(1) construction method (including structural vector method, structural complex method, structural diagram method, etc. )
[Example] Find the range of f(x)=√(2-x)+√(x- 1).
The construction vector m=( 1, 1), n=(√(2-x), √(x- 1)),
Then according to the vector norm inequality | m ||| n | ≥| m n |.
( 1? + 1? )[(2-x)+(x- 1)]≥[ 1 √( 2-x)+ 1 √( x- 1)]?
→0 & lt; √(2-x)+√(x- 1)≤√2。
Therefore, the function value domain is (0, √2).
(2) Discrimination method
[Example] Find y=x? +4x+9 range.
The original formula is x? +4x+(9-y)=0。
The above discriminant is not less than 0, that is
16-4(9-y)≥0
Solution, y≥5.
That is, the function range is [5, +∞).
(3) Inequality method:
[Example] Find the range of trigonometric function f(x)= 1/sinx+8/cosx in the definition domain (0, π/2).
According to weight and inequality
f(x)= 1/sinx+8/cosx
= 1^(3/2)/(sin? x)^( 1/2)+4^(3/2)/(cos? x)^( 1/2)
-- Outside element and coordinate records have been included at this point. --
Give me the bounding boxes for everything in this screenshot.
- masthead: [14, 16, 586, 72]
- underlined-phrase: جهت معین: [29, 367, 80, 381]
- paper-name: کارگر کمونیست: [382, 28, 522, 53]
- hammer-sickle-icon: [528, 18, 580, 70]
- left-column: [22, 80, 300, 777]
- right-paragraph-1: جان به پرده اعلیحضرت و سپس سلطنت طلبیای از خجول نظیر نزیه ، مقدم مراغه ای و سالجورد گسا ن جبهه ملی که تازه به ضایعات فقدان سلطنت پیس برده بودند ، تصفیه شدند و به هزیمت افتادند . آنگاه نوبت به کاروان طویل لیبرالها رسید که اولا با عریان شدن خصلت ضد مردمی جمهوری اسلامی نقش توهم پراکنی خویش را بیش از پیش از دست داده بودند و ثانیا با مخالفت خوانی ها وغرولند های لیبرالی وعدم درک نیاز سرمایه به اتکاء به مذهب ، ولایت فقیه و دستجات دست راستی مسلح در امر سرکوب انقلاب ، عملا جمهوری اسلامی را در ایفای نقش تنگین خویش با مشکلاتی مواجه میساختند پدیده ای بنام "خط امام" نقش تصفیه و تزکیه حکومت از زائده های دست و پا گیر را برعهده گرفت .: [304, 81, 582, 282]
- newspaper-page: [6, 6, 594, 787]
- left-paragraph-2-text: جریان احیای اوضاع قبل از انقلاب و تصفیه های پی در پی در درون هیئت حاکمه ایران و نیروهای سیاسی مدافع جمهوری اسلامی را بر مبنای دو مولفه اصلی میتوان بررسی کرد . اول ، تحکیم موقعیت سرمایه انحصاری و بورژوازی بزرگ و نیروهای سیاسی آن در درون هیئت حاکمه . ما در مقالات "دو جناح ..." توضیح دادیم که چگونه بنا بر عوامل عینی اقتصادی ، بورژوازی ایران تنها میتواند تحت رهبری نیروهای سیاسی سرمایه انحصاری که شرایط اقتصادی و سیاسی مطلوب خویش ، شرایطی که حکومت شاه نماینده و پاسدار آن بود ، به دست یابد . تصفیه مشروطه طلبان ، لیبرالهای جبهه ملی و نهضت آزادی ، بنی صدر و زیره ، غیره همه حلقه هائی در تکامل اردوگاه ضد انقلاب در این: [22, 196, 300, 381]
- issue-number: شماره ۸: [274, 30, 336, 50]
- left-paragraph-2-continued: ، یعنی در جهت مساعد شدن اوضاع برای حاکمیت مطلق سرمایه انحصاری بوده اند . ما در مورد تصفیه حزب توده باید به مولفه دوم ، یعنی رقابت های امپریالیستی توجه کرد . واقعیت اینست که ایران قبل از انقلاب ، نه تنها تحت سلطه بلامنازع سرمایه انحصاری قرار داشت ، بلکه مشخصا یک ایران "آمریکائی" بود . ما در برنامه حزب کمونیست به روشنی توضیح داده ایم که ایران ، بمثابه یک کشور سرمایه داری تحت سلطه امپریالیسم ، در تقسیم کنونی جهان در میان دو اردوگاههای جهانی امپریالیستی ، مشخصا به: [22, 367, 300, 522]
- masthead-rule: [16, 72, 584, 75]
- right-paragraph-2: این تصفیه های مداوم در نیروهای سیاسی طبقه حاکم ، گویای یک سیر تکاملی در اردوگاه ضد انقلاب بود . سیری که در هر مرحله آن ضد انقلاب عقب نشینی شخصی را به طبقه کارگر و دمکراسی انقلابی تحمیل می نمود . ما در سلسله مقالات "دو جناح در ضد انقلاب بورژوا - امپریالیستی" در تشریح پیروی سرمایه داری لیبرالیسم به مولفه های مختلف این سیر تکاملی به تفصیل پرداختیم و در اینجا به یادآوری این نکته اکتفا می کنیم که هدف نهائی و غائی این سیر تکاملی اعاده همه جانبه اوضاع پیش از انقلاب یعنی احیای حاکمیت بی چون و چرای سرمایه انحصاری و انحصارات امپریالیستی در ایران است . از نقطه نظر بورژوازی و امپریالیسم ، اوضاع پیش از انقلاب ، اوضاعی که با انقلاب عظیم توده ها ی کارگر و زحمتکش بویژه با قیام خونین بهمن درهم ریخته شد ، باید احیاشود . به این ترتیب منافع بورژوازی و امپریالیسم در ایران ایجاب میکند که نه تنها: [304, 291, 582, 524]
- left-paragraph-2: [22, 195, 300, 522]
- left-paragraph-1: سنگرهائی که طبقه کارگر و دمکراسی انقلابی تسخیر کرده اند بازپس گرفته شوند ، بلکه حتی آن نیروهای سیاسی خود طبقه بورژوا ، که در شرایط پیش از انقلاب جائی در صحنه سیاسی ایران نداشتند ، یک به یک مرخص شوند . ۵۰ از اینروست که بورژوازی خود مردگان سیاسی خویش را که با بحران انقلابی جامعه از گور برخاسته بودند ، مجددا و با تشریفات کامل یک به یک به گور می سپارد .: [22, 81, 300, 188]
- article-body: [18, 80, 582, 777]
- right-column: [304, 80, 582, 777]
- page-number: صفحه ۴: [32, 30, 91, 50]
≥( 1+4)^(3/2)/(sin? x+cos? x)^( 1/2)
=5√5,
So the function value domain is [5√5, +∞).
(4) Derivative method
[Example] X > 0, find the range of f(x)=(㏑x)/x 。
The derivative of the original formula is f ′ (x) = (1-㏑ x)/x? .
f′(x)>0, 0
When f'(x)=0, x = e;;
f′(x)& lt; 0,x & gte.
∴f(x)|max=f(e)= 1/e.
So the function value domain is (-∞, 1/e).
(5) Linear programming method
[Example] (omitted)
(6) Monotonicity method of function
[Example] (omitted)
There are many methods, so I won't list them one by one!